Ermeni yazar P. Ğ. İnciciyan, 18. yüzyılın sonları, 19.
yüzyılın başlarında Yoros Kalesi içinde 25 evlik bir Türk mahallesi
bulunduğunu, ayrıca muhafız olarak bir dizdar idaresinde 20 kişilik
bir müfrezenin de burada kaldığını bildiriyor.

Yoros Kalesi, 19. yüzyılda bir kez daha terk ediliyor.
Çünkü artık savunma ve durumda bulunuyordu. Burayı ziyaret edenler
duvarlarda ve kulelerde Cenova armaları gördüklerini bildirirler.
Ancak, Kaleyi yerinde inceleyen tarihçiler bu izlerin yanlış yorumlandığını
düşünmektedirler. Geç bir dönemde örülerek kapatılan ana girişin
iki yanındaki haşmetli kulelerin cephelerinde, mermer üzerine
kabartma olarak birer yarım ay (hilal) içine, kollarının uçları
tomurcuklu haçlar vardır.

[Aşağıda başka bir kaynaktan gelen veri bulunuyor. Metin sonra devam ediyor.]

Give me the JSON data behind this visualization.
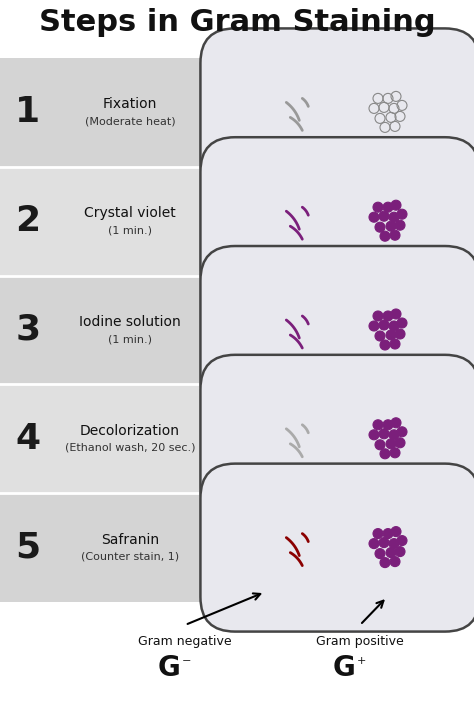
{
  "title": "Steps in Gram Staining",
  "title_fontsize": 22,
  "background_color": "#ffffff",
  "steps": [
    {
      "num": "1",
      "name": "Fixation",
      "sub": "(Moderate heat)",
      "rod_color": "#999999",
      "cocci_color": "#888888",
      "rod_outline": true,
      "cocci_outline": true,
      "row_bg": "#d4d4d4"
    },
    {
      "num": "2",
      "name": "Crystal violet",
      "sub": "(1 min.)",
      "rod_color": "#7B1F7B",
      "cocci_color": "#7B1F7B",
      "rod_outline": false,
      "cocci_outline": false,
      "row_bg": "#e0e0e0"
    },
    {
      "num": "3",
      "name": "Iodine solution",
      "sub": "(1 min.)",
      "rod_color": "#7B1F7B",
      "cocci_color": "#7B1F7B",
      "rod_outline": false,
      "cocci_outline": false,
      "row_bg": "#d4d4d4"
    },
    {
      "num": "4",
      "name": "Decolorization",
      "sub": "(Ethanol wash, 20 sec.)",
      "rod_color": "#aaaaaa",
      "cocci_color": "#7B1F7B",
      "rod_outline": true,
      "cocci_outline": false,
      "row_bg": "#e0e0e0"
    },
    {
      "num": "5",
      "name": "Safranin",
      "sub": "(Counter stain, 1)",
      "rod_color": "#8B0000",
      "cocci_color": "#7B1F7B",
      "rod_outline": false,
      "cocci_outline": false,
      "row_bg": "#d4d4d4"
    }
  ],
  "gram_negative_label": "Gram negative",
  "gram_positive_label": "Gram positive",
  "cell_bg": "#e8e8ee",
  "cell_border": "#444444",
  "cell_border_lw": 1.8
}
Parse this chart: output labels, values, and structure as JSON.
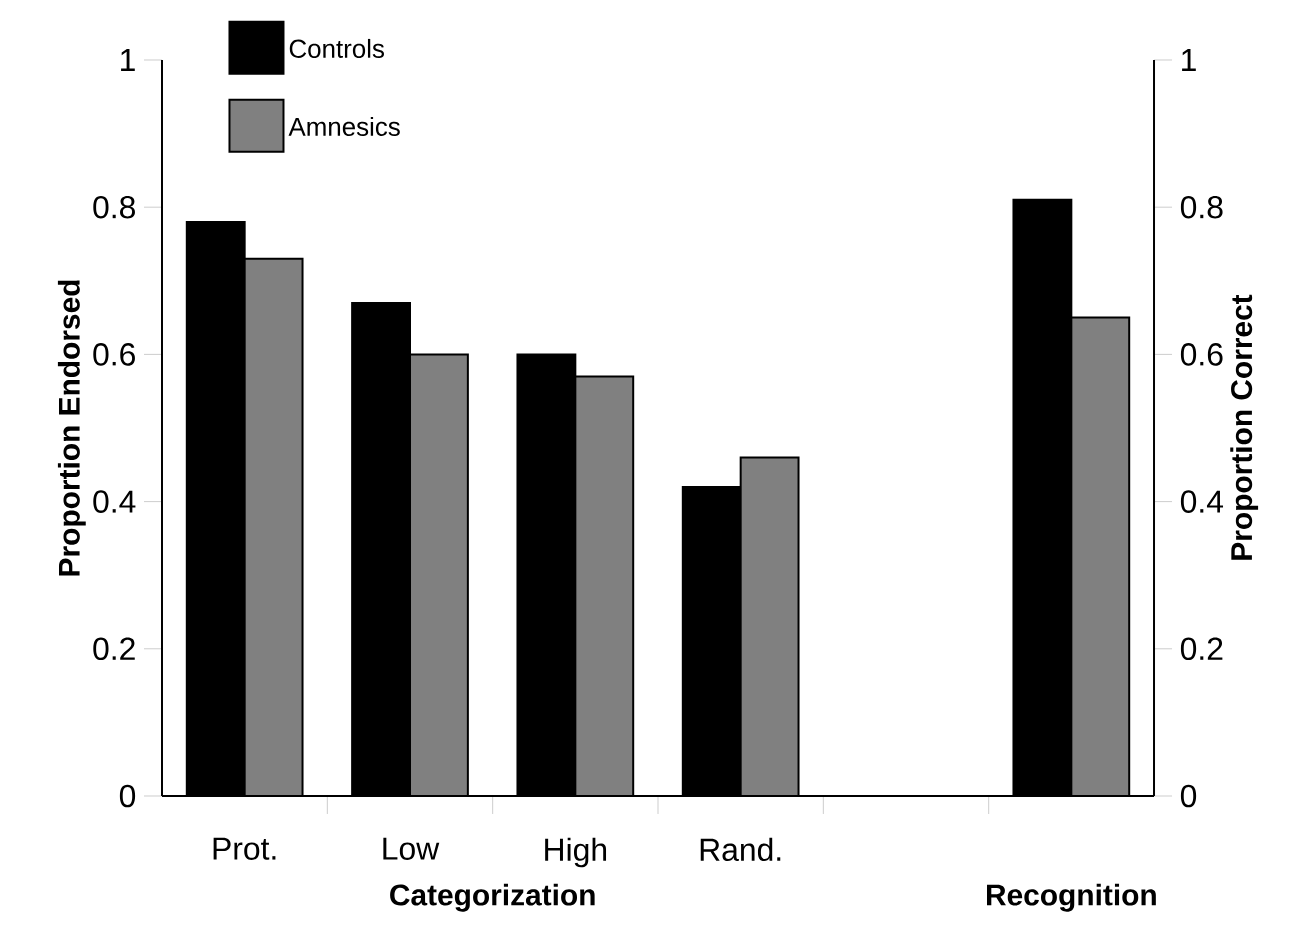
{
  "chart_data": {
    "type": "bar",
    "categories": [
      "Prot.",
      "Low",
      "High",
      "Rand.",
      null,
      null
    ],
    "series": [
      {
        "name": "Controls",
        "color": "#000000",
        "values": [
          0.78,
          0.67,
          0.6,
          0.42,
          null,
          0.81
        ]
      },
      {
        "name": "Amnesics",
        "color": "#808080",
        "values": [
          0.73,
          0.6,
          0.57,
          0.46,
          null,
          0.65
        ]
      }
    ],
    "xlabel": "Categorization",
    "ylabel": "Proportion Endorsed",
    "y2label": "Proportion Correct",
    "annotations": [
      "Recognition"
    ],
    "ylim": [
      0,
      1
    ],
    "yticks": [
      0,
      0.2,
      0.4,
      0.6,
      0.8,
      1
    ],
    "y2lim": [
      0,
      1
    ],
    "y2ticks": [
      0,
      0.2,
      0.4,
      0.6,
      0.8,
      1
    ],
    "grid": false,
    "legend": "top left"
  }
}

Her iki taşın da dört köşesinde Grekçe
kısaltmalı harfler incelendiğinde, görülür ki, bunlar hakkında
şimdiye kadar yazılanlar eksik veya yanlıştır. Karadeniz tarafındaki
kulenin üzerindeki harfler "İsa'nın nuru, herkesin nurudur'' anlamına
gelen kelimelerin kısaltmasıdır. Marmara tarafındaki kulede ise
yine "ışık, nur" kelimelerinin kısaltması teşhis olunur. Ancak
XY kısaltmasının hangi kelimeyi ifade ettiği üzerinde bir uzlaşma
yoktur.

Çifte burcun kapıya dönen yüzlerinde ise yine mermere işlenmiş
bir haçı çevreleyen dairenin içinde de "İesos Hristos Zafer"
anlamındaki kelimelerin kısaltmaları yer almıştır. Örülü esas
kapının iç tarafında ve yukarıda bir mermer levhada, iki küçük
sütun kabartmasına oturan kemer biçiminde bir çerçevenin içinde
bir haç vardır. Bunun kolları arasındaki boşluklarda da kısaltma
oldukları belirtilen dört harf bulunur. Kaleyi inceleyen gezginler,
harflerin Bizans devletinin klasik formülü olan dört B'yi burada
teşhis ettiklerini sanmışlardı. Buradaki dört harf, "Ey sahip,
despot Mihael Palaeologos'a kurtarıcı ol'' anlamına gelen dört
kelimenin başharfleri olarak okunmalıdır. Böylece kalenin, şehir
Latinlerden 1261 'de geri alındıktan sonra İmparator VIII. Mihael
Palaeologos (hd 1261-1282) tarafından yaptırıldığını ileri
sürmek mümkün olabilecektir.

Yoros Kalesi'nde şimdiye kadar hiçbir araştırmacının üzerinde
durmadığı veya göremediği bir kitabe daha vardır. Kalenin yukarı
bölümünü enine bölen sur duvarının, kuzeydeki burcunun yukarı
kısmında tuğlalardan yapılmış çepeçevre iki satır halinde bir
yazı bulunur. Burcun sur duvarına bitiştiği köşeden başlayıp,
burcun yuvarlaklığını takip ederek, öbür köşeye kavuşan bu tuğla
kitabede aralıklı olarak tek tek bazı harfler teşhis edilmektedir.
Ama zamanıla ağır tahribat sonucu aralardaki boşluklar büyümüş,
bu konuyu çözecek bir araştırmaya ise henüz raslanmıyor. Yalnız
böyle bir kitabenin varlığı, bu ara duvarın Ceneviz veya Osmanlı
ilavesi olmadığını açıkça kanıtlıyor.

Doğudan batıya, 500 metre kadar bir uzunluğu olan Yoros Kalesi,
Karadeniz'e paralel olarak araziye yerleşir. Kalenin genişligi
6o-130 metre arasında değişir. Bu tahkimat, Boğaz tarafında olanı
daha alçak iki tepenin üstünü kaplar. Kalenin en güçlü kısmı,
yüksek tepenin, doğuya, yani Anadolu'ya bakan tarafıdır. Bu da
Yoros Kalesi'nin, Boğaz girişini kontrol etmek kadar, kara tarafından
gelecek bir tehlikeyi karşılamak üzere düşünüldüğünü gösteriyor.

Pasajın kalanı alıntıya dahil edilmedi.